6. Au soutien de son argumentation selon laquelle la mesure en litige porterait une atteinte grave à sa liberté de mener une vie privée et familiale normale, M. B déclare résider en Guyane depuis 2012, avoir été scolarisé depuis 2014 et avoir toutes ses attaches familiales en Guyane où, notamment, réside sa mère. En outre, il se prévaut de la circonstance qu'il vit en concubinage avec Mme D, mère de leur enfant F D, née le 31 décembre 2021. Toutefois, à supposer que M. B puisse être regardé comme le père de la jeune F au vu du seul carnet de santé de l'enfant, il ne produit aucune pièce démontrant qu'il vivrait avec elle et la mère de celle-ci ou, à tout le moins, qu'il participerait à son entretien et à son éducation. Par ailleurs, le requérant n'établit pas la réalité des liens entretenus avec les membres de sa famille, hors sa mère. En outre, faute d'éléments documentés probants, son séjour sur le territoire et la scolarité dont il se prévaut ne peuvent être tenus pour établis qu'entre 2013 et 2015 puis à partir de l'année 2018 et non continument depuis 2012 ou 2014 comme il l'allègue. Dans ces conditions et alors même que M. B a obtenu le baccalauréat professionnel spécialité cuisine le 23 juillet 2021, le préfet de la Guyane n'a pas porté à la liberté fondamentale de M. B de mener une vie privée et familiale normale une atteinte grave et manifestement illégale par rapport aux buts en vue desquels la mesure d'éloignement et celle portant interdiction de retour ont été prises. Pareillement, si le requérant invoque l'intérêt supérieur de sa fille, il ne justifie aucunement, ainsi qu'il vient d'être dit, qu'il participerait à son entretien et à son éducation.
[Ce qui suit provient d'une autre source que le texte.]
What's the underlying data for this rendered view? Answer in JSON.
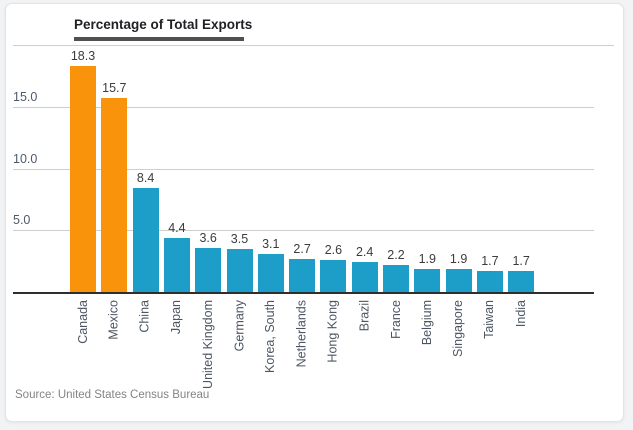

7. Par suite, sans qu'il soit besoin de se prononcer sur l'urgence, le requérant n'est pas fondé à demander sur le fondement des dispositions de l'article L. 521-2 du code de justice administrative, la suspension de l'exécution de l'arrêté du 6 octobre 2022 prononçant à son encontre une obligation de quitter le territoire français sans délai et une interdiction de retour sur le territoire français. Sa requête doit donc être rejetée en toutes ses conclusions, y compris celles tendant à ce que le préfet réexamine sa situation et au bénéfice des frais de procès.

O R D O N N E :

Article 1er : M. B est admis à l'aide juridictionnelle provisoire.

Article 2 : La requête de M. B est rejetée.

Article 3 : La présente ordonnance sera notifiée à M. A B et au préfet de la Guyane.

Copie, pour information, en sera adressée à la CIMADE, au président du tribunal judiciaire de Cayenne, au procureur de la République et au directeur de la police aux frontières de la Guyane.

Rendue publique par mise à disposition au greffe le 8 octobre 2022.

Le juge des référés,

Signé

L. MARTIN

La République mande et ordonne au préfet de la Guyane en ce qui le concerne et à tous huissiers à ce requis en ce qui concerne les voies du droit commun contre les parties privées de pourvoir à l'exécution de la présente ordonnance.